Halpin-Tarrant: This year, I’m celebrating my 35th year in the industry (started when I was a mere child!). Suffice to say, I’ve lived through a lot of change and have seen many retail trends (and unfortunately retailers) come and go.

I think we’re living in a time unlike any other I’ve witnessed. It’s common to say that real estate is cyclical and that has historically held true in the retail sector as well. These days, we are continually finding ourselves in uncharted territory as online shopping and digital enhancements to the retail sector are disrupting the status quo.

As consumers, we’re more informed on products and pricing than ever, and now we’re seeing ethical consumerism take centre stage as sustainability is at the forefront of many shopping decisions. Retailers who are thriving in this new environment are continually innovating to provide a consumer experience that matches the values of their customer. Landlords are seeing less fashion in their merchandising mix and more restaurants/entertainment concepts. It’s all about dwell time. How can they captivate that customer and entice them to spend more time in the shopping centre?

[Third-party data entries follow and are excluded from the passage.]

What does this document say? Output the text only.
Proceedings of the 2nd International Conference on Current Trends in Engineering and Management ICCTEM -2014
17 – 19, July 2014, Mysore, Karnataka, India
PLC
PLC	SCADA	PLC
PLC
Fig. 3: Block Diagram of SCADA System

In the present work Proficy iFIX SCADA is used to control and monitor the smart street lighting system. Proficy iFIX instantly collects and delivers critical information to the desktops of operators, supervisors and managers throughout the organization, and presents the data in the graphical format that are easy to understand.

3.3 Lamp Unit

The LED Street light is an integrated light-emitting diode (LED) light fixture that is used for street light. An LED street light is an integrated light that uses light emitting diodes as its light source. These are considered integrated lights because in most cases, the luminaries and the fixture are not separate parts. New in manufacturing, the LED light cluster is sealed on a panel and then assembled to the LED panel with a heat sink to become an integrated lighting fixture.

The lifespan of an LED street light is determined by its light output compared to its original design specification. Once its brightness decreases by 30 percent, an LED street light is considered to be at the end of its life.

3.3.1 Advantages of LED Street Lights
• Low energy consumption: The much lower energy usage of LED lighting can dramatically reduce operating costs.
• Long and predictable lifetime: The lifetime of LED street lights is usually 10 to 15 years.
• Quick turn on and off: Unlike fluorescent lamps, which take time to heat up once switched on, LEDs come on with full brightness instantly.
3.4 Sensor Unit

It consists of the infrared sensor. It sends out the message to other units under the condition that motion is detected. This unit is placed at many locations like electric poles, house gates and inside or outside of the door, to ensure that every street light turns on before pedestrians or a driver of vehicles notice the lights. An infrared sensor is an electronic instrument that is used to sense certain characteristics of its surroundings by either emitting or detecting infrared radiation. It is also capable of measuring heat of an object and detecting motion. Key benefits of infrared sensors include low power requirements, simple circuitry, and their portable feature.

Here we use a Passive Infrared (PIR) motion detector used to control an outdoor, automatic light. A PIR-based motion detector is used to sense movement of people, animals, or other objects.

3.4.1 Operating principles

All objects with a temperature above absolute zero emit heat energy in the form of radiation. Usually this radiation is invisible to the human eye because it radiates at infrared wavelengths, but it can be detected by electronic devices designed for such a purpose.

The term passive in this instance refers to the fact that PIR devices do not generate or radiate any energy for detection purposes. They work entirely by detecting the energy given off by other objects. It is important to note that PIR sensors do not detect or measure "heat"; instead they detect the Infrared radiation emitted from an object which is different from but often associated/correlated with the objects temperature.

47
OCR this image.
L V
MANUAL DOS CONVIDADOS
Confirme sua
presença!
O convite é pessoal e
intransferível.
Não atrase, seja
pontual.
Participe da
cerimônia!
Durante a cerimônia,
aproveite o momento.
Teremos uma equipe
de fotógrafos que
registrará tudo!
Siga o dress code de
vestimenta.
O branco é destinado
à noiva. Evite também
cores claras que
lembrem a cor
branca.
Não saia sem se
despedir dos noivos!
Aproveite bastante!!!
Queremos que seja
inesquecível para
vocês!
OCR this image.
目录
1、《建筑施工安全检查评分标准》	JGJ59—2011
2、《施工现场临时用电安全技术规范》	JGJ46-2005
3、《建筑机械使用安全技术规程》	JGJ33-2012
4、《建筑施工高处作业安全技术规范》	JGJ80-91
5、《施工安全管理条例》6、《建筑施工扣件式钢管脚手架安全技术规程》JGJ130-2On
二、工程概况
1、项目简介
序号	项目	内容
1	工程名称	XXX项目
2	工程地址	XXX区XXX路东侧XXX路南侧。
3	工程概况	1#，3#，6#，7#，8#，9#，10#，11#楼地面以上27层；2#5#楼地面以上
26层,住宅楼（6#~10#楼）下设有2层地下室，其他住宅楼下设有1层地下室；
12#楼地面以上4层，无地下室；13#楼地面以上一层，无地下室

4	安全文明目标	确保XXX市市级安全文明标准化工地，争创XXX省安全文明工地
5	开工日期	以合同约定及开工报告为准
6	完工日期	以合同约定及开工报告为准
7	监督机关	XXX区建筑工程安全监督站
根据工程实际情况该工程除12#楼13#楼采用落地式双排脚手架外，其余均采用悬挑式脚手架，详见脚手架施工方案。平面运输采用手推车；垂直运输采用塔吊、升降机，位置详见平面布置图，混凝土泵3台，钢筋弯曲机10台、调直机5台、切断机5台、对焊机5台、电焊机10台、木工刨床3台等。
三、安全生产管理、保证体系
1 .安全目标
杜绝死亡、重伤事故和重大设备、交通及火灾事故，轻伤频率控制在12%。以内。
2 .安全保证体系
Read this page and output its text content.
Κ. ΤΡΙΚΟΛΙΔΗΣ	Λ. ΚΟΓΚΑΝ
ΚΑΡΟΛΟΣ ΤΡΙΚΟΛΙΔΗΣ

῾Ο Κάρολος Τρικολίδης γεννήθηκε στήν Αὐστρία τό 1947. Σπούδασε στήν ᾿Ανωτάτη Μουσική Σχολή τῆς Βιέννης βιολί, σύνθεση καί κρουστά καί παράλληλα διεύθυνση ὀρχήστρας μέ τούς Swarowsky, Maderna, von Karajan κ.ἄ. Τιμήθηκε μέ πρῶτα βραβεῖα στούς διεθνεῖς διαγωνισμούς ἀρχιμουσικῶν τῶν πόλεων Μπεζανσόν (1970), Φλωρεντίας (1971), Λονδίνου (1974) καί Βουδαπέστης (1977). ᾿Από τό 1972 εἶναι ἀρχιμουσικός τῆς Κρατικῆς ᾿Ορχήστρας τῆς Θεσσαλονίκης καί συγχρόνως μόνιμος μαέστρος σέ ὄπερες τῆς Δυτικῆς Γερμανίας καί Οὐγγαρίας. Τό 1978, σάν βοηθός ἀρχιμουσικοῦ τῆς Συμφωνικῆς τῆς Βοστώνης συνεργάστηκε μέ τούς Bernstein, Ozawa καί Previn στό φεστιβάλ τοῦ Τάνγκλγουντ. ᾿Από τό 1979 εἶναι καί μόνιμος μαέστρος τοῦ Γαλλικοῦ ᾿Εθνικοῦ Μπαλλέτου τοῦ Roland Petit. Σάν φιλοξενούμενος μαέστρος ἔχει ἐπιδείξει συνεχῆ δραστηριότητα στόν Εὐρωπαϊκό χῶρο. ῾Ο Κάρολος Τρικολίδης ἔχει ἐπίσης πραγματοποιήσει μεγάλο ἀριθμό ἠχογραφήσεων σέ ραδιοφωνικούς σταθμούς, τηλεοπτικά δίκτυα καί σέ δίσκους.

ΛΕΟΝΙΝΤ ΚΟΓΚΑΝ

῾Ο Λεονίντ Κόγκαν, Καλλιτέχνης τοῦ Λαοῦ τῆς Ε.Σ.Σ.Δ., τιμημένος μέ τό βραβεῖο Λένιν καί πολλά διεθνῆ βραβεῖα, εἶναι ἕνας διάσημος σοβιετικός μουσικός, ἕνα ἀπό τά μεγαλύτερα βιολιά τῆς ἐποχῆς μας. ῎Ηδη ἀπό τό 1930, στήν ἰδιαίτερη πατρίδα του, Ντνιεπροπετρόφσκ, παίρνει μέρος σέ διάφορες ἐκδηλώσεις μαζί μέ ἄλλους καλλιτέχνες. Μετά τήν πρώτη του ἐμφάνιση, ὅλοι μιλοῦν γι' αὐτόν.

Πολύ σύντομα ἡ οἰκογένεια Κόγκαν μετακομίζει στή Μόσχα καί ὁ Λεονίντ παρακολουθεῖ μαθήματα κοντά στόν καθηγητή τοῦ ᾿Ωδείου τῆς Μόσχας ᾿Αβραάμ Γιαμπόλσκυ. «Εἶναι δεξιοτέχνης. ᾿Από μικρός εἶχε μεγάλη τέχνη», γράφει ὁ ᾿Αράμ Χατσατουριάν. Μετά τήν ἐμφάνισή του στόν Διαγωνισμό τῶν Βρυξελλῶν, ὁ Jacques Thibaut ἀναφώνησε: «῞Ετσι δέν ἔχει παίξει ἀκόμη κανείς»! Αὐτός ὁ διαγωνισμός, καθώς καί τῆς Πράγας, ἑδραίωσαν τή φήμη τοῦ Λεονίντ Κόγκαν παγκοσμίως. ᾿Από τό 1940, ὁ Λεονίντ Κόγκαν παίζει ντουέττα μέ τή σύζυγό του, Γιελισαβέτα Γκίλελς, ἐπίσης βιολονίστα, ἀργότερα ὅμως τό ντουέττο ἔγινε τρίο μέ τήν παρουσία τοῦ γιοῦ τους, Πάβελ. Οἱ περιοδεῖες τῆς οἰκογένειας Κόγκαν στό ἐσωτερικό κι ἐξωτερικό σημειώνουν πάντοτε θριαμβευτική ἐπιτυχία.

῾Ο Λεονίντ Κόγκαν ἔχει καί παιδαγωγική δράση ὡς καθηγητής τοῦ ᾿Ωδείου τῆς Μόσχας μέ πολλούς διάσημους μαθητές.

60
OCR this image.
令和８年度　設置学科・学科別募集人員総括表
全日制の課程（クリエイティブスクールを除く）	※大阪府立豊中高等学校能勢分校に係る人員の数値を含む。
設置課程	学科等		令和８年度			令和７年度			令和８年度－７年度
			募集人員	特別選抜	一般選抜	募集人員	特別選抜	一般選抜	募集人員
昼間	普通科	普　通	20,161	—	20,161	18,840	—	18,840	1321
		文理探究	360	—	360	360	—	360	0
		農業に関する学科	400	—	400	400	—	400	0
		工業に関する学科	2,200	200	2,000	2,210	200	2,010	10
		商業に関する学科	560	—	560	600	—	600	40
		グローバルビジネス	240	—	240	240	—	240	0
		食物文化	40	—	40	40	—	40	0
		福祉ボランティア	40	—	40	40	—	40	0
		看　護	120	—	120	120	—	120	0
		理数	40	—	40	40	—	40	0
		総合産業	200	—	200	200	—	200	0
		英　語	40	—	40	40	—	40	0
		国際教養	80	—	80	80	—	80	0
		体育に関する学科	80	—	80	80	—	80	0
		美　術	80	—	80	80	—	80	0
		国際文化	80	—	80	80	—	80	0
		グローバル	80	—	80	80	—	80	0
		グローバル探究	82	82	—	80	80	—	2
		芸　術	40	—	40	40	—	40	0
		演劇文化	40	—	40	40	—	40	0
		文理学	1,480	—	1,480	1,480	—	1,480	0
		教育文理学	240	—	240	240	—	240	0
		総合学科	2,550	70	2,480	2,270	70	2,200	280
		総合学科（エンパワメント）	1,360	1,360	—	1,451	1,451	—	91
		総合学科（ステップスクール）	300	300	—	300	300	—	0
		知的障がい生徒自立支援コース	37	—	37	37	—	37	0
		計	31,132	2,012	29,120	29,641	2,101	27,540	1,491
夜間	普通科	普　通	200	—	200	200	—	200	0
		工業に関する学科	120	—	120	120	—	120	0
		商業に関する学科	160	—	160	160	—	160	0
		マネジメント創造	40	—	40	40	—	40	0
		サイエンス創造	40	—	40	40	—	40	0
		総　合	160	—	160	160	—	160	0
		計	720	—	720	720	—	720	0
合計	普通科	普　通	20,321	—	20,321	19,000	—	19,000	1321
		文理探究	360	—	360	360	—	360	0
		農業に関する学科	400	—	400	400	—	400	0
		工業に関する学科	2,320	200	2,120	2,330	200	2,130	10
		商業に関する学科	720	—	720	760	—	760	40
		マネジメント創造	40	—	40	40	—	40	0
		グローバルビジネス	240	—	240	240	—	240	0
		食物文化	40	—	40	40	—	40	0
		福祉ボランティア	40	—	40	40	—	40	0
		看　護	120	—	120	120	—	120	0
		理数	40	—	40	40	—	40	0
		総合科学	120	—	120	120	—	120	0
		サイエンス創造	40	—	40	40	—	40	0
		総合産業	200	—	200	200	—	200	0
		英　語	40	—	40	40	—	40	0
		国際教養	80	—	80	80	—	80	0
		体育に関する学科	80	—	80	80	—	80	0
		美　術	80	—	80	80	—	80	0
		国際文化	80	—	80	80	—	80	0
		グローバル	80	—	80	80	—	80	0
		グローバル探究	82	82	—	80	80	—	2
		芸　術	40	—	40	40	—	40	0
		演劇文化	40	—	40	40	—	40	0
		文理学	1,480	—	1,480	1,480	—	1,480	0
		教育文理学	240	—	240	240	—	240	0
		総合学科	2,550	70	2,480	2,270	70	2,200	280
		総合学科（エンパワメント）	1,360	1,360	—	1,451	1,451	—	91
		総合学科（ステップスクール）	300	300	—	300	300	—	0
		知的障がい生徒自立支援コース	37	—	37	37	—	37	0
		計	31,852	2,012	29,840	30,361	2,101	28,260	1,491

Pop up retail is here to stay. As more e-tailers test their product offline, the need for pop-up retail will continue to grow. The term ‘showroom’ space is being adopted by many e-tailers looking to add to their customer experience and touch points. We have many clients who have found success with pop-up stores in that they have since signed on for longer term leases as they believe in the power of bricks and mortar.

What’s your sense of how well the retail sector will do this year?

Halpin-Tarrant: We will always experience vulnerability in the marketplace. Consolidation will continue as retailers adjust to the threat of online and category killers such as Amazon.

Landlords will continue to redevelop their properties to add density and cater towards a mixed-use offering.

An increasingly discerning consumer will continue to disrupt the market and both retailers and landlords who don’t adapt will get left behind.

With all this change comes opportunity, and we’re encouraged by the many first-to-market brands and innovative concepts across various sectors that are adding new players to the mix and presenting existing brands with new growth opportunities. Non-traditional retail and out-of-the-box thinking continues to create opportunities in spaces and places that previously was not there before.

These compelling retail experiences will drive growth, and we’re seeing demand for our services surge as retailers and landlords look to us for guidance in this evolving landscape. The future is bright for retail!